With electricity demand now climbing, the challenge lies in ensuring that clean energy sources can continue to grow fast enough to meet future needs without increasing reliance on fossil fuels.
The United States reached a major milestone in diversifying generation in 2024, as wind and solar combined to generate more electricity than coal for the first time. According to a new report from Ember, which analyzes a full-year of U.S. Energy Information Administration’s electricity data, wind and solar accounted for 17% of total electricity generation, while coal fell to an all-time low of 15%.
This shift occurred amid rising electricity demand, which increased by 3% in 2024—the fifth-largest jump this century.

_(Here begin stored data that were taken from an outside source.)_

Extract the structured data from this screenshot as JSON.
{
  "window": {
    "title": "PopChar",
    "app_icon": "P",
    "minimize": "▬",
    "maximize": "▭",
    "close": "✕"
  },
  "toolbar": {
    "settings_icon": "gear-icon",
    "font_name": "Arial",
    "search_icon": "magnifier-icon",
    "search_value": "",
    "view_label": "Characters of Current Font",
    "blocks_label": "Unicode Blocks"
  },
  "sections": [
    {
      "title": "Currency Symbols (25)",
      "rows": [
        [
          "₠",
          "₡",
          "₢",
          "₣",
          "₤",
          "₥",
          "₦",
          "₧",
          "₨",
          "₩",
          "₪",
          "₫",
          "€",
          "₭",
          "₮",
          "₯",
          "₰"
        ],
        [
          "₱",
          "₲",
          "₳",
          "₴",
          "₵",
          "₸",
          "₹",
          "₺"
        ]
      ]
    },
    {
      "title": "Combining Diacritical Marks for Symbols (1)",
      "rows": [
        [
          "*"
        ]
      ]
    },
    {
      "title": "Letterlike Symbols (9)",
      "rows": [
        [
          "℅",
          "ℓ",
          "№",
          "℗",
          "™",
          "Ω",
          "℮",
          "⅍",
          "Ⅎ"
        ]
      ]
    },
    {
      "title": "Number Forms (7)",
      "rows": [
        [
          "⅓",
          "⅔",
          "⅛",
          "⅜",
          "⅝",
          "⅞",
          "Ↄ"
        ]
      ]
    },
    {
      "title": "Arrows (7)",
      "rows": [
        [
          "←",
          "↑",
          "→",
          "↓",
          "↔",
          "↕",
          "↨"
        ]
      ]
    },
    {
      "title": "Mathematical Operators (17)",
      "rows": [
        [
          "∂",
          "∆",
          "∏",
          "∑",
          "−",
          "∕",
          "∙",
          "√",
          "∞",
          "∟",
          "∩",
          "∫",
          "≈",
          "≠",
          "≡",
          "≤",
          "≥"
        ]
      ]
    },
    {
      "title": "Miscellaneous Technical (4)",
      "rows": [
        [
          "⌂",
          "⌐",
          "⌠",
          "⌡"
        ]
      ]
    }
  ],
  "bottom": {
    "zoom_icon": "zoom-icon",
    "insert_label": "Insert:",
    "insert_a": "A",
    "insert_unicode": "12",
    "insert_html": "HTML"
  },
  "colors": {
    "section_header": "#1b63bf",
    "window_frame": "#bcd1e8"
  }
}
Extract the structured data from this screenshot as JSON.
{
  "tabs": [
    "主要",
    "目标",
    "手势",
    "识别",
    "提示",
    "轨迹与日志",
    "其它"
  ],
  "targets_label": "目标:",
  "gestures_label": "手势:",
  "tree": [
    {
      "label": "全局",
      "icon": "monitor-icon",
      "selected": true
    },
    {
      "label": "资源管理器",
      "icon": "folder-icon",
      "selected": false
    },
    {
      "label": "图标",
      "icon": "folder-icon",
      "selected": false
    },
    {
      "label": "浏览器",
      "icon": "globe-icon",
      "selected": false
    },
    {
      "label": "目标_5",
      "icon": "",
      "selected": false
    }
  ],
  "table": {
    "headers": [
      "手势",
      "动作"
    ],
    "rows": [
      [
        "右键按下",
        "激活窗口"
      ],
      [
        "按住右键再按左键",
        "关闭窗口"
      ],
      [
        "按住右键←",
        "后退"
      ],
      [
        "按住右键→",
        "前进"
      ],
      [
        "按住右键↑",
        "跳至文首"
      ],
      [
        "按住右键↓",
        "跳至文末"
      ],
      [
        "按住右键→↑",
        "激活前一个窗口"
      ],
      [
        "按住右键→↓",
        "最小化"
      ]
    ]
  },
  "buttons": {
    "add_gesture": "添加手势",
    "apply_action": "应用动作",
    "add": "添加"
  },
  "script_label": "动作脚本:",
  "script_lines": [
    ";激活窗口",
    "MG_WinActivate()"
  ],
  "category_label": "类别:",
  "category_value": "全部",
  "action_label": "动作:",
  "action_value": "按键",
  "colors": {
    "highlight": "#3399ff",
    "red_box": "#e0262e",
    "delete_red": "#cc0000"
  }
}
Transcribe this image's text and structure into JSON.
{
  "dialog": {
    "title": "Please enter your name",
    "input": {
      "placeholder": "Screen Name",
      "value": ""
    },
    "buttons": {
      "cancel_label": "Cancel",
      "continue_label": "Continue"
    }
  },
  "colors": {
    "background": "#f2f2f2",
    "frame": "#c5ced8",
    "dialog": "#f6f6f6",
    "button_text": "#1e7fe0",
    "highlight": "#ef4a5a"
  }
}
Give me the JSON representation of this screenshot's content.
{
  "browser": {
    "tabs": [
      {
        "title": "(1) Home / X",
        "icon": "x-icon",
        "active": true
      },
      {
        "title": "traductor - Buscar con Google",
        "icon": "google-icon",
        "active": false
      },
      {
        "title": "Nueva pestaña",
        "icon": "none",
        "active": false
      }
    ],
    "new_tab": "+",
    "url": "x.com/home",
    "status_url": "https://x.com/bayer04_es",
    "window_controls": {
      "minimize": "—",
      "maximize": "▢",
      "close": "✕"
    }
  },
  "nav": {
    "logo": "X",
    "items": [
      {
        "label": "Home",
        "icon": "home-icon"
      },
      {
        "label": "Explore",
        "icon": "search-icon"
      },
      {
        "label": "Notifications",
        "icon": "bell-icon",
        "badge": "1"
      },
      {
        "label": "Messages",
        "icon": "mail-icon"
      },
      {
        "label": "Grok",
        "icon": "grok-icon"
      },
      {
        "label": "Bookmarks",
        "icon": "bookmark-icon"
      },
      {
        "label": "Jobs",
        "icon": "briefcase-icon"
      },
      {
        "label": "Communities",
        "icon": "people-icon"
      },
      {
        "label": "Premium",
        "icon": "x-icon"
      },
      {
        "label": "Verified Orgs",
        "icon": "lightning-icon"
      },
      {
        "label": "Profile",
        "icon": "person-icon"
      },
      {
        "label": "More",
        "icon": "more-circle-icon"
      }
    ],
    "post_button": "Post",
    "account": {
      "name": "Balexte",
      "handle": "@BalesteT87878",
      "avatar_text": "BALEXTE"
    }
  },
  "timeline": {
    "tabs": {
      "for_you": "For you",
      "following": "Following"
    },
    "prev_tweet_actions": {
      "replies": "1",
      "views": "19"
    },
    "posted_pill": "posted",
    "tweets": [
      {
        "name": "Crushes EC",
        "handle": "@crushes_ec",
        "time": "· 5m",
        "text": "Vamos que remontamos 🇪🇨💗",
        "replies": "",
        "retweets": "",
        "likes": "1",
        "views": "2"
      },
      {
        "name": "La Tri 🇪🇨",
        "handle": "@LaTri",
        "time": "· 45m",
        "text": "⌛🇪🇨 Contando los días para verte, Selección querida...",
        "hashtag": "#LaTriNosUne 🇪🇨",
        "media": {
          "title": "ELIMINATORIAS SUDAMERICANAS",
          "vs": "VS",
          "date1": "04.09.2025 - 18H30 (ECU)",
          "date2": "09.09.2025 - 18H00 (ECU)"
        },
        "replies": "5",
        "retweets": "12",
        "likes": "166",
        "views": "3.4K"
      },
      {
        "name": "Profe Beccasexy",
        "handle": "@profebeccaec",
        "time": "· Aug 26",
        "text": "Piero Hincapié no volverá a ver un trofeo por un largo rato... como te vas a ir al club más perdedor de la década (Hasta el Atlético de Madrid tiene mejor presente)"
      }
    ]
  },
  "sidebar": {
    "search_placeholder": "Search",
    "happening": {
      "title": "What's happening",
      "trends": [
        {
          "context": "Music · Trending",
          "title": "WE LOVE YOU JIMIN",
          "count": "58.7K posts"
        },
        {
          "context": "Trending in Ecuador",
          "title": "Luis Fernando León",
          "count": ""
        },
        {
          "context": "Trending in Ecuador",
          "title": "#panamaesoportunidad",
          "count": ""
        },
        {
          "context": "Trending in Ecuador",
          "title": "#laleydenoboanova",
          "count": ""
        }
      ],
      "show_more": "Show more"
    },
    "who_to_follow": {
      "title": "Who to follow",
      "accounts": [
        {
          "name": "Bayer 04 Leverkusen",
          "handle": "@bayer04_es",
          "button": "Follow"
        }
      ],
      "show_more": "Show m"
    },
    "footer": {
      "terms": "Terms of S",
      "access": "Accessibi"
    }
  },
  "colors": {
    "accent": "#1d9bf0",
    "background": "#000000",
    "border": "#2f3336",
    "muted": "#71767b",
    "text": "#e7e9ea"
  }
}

While natural gas generation also grew in response to the demand surge, solar energy alone outpaced gas in new generation, marking a fundamental change in the nation’s power landscape.
Renewables Lead the Charge
Solar energy saw a 27% increase in generation, adding 64 terawatt-hours (TWh) to the grid, while wind contributed an additional 32 TWh. This rapid growth in renewables helped offset both the decline in coal generation (-22 TWh) and rising electricity demand (+128 TWh). By contrast, natural gas generation increased by 59 TWh, representing a 3.3% rise, but it was solar that met the largest share of the additional demand.
Since 2007, the U.S. has steadily transitioned away from coal, reducing its power sector emissions by 32% and cutting coal generation by 68%.
Battery Storage Unlocks Solar Growth
A key driver behind solar’s success has been the rapid expansion of battery storage, which allows excess daytime solar power to be used in the evening when demand peaks. California and Nevada both exceeded a 30% solar share in their electricity mix for the first time, with California leading battery deployment. The state installed 20% more battery capacity than new solar capacity, enhancing grid reliability and maximizing renewable energy use.